Rice. 247. Forming apparatus (according to A.I. Betelman). The fixing part is fixed on the upper teeth, and the forming part is located between the fragments of the lower jaw.

Combined devices.

For reposition, fixation, shaping and replacement, a single design that can reliably solve all problems is advisable. An example of such a design is an apparatus consisting of soldered crowns with levers, fixing locking devices and a forming plate (Fig. 249).

Dental, dentoalveolar and jaw prostheses, in addition to their replacement function, often serve as a forming apparatus.

The results of orthopedic treatment of maxillofacial injuries largely depend on the reliability of fixation of the devices.

When solving this problem, you should adhere to the following rules:.

♦ use preserved natural teeth as support as much as possible, connecting them into blocks using known techniques for splinting teeth;

♦ make maximum use of the retention properties of the alveolar processes, bone fragments, soft tissues, skin, cartilage that limit the defect (for example, the cutaneous-cartilaginous part of the lower nasal passage and part of the soft palate, preserved even with total resections of the upper jaw, serve as a good support for strengthening the prosthesis);

Rice. 248. Prosthesis based on a solid cast frame with multi-link clasps. a - palate defect; b - solid cast frame; c - general view of the prosthesis.

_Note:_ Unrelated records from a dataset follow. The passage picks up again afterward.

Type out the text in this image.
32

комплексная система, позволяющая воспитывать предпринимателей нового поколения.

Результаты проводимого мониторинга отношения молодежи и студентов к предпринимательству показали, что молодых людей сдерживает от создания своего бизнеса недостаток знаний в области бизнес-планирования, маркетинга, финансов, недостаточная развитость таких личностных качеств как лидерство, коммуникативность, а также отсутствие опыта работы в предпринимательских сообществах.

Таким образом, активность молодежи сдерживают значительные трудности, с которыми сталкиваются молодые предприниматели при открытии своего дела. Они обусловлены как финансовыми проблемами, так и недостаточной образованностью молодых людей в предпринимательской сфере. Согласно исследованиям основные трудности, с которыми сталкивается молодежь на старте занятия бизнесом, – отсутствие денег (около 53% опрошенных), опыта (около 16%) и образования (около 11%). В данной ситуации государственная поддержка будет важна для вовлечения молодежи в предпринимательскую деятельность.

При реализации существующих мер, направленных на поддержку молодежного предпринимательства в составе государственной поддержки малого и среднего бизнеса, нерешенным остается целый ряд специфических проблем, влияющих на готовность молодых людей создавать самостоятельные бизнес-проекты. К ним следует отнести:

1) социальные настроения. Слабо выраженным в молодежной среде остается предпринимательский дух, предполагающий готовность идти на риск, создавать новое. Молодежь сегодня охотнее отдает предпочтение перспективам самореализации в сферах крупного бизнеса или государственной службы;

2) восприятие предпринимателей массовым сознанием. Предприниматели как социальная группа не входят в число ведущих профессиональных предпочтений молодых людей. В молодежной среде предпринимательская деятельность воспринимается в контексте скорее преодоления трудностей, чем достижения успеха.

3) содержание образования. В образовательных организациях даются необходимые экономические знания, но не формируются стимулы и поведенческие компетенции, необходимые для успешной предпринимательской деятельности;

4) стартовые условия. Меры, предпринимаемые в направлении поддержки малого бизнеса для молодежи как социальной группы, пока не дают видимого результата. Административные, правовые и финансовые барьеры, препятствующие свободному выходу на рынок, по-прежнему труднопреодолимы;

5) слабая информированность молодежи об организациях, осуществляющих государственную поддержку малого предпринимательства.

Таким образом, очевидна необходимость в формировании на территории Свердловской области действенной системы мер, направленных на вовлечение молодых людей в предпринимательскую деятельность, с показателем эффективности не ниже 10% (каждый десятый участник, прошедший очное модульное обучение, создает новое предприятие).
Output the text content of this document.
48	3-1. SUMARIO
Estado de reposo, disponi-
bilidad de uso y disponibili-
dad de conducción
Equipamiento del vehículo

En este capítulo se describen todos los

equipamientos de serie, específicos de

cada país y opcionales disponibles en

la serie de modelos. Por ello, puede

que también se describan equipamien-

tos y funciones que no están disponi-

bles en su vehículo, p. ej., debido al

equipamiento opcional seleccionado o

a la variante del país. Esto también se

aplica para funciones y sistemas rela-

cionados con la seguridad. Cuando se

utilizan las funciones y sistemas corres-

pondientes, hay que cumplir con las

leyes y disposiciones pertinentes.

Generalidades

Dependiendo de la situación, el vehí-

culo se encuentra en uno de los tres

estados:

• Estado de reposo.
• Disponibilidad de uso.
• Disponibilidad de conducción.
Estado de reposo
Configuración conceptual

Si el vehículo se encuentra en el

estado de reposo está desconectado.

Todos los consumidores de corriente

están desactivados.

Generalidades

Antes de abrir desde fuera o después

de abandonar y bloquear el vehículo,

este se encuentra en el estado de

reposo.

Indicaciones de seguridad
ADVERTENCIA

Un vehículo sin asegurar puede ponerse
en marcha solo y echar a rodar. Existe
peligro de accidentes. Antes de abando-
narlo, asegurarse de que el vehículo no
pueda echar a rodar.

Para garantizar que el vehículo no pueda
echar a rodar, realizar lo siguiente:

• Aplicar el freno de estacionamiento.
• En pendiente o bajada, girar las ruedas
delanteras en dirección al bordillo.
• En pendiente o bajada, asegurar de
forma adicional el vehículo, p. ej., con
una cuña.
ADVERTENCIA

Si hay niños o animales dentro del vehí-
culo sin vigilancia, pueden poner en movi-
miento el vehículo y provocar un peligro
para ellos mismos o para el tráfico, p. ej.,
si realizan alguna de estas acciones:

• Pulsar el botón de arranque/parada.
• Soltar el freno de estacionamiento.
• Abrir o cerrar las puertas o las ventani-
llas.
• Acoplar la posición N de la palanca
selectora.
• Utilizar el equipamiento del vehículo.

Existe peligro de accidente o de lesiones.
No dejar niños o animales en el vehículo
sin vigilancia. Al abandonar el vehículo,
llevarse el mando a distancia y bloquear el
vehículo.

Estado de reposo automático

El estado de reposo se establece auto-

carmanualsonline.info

♦ apply surgical methods to strengthen prostheses and devices in the absence of conditions for their fixation in a conservative way;.

♦ use the head and top part torso, if the possibilities of intraoral fixation have been exhausted;

♦ use external supports (for example, a system of traction of the upper jaw through blocks with the patient in a horizontal position on the bed).

Clasps, rings, crowns, telescopic crowns, mouth guards, ligature binding, springs, magnets can be used as fixing devices for maxillofacial devices. spectacle frame, sling bandage, corsets. The right choice and the use of these devices adequately to clinical situations allows us to achieve success in the orthopedic treatment of injuries to the maxillofacial area.